We listened to him and those like him and changed our focus. Instead of heading to the stars, we looked at all of the fears we had, and started making an all-powerful government to fix those. Welfare checks, free medical care, public schooling, civil rights, equality, and feminism all came out of this.

As a result, during the years since 1963 when the observatory was built, it slowly decayed. Up through the end of the 1990s it was in heavy use and carefully maintained, but then our focus shifted, first to terrorism — only a problem because of diversity — and then diversity itself.

We became fixated not on getting to the moon, but on that lone Black (or other minority, including the Irish) person in his dingy apartment. We spent endlessly. Even more, our focus shifted. Where in the 1960s, our best and brightest aspired to go into the space program, by the 2000s they wanted comfortable corporate jobs connecting refrigerators to Twitter or helping the disenfranchised.

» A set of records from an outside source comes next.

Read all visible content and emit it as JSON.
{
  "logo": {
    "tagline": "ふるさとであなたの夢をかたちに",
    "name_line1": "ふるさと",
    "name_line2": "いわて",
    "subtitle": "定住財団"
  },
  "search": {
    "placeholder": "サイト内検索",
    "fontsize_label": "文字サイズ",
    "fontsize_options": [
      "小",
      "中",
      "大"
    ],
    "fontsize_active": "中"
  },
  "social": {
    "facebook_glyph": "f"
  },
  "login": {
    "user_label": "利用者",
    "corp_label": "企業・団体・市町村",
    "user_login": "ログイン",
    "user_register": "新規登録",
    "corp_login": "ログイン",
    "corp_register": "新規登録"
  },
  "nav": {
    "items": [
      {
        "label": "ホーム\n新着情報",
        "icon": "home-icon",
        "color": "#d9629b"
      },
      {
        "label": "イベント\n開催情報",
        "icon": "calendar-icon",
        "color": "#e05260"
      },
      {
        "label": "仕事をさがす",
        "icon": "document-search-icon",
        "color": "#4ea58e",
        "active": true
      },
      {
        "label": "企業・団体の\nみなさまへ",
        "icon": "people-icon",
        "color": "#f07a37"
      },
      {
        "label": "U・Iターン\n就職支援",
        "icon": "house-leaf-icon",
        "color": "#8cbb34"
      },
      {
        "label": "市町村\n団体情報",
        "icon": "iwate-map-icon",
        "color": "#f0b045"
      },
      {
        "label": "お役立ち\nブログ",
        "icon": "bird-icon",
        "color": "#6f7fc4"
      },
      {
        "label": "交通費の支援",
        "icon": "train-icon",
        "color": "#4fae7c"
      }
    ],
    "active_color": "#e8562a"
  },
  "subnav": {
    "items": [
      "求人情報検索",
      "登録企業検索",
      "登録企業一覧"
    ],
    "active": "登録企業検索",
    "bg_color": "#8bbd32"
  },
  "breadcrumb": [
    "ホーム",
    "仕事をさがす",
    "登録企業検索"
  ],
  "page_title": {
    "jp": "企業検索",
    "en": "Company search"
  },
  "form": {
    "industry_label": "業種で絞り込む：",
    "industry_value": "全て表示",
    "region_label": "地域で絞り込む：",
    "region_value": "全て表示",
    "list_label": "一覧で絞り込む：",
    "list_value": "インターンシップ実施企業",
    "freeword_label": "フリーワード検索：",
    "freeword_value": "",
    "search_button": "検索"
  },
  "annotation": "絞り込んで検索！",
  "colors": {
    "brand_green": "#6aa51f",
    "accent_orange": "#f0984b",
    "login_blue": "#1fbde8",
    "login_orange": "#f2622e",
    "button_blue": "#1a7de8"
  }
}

The telescope aged and decayed. It could have been maintained, but that required replacing all of its parts as they passed their operating limit. It required people who could correctly diagnose what needed to be done and understand the engineering behind it. It required massive support from the public.

Our new focus was more concerned with making the staff look like a Netflix reboot — one Black, one Asian, one homosexual, one transgender, and one fat — than it was with getting anything done. Our focus was not the stars, but ourselves, or rather, our fears.

All Late Stage Democracies go out this way. They crumble into ruins because no one is concerned with maintaining civilization, only in parceling out the wealth and power so that “everyone” feels accepted, validated, represented, and otherwise “equal.” We focus on ourselves and find only the worst.

As said many times before, humans in groups focus on what they have in common, which is fear of insufficiency. Consequently, they wage war against sufficiency, and make everyone dependent on a system which wastes all of their time doing nothing important while neglecting real issues.

Our species always needs a goal to shoot for, something to aspire to as opposed to merely reacting to. That includes space travel, but also more learning, refinement of past knowledge, and preservation of the best of human endeavor, as conservatives seek to do.

We have wasted our potential because we were ruled by fear. The solution is not to find another enemy, but to stop focusing on negativity, and instead to look toward improvement. This will not be popular like free stuff and anarchy, but at least, it is real.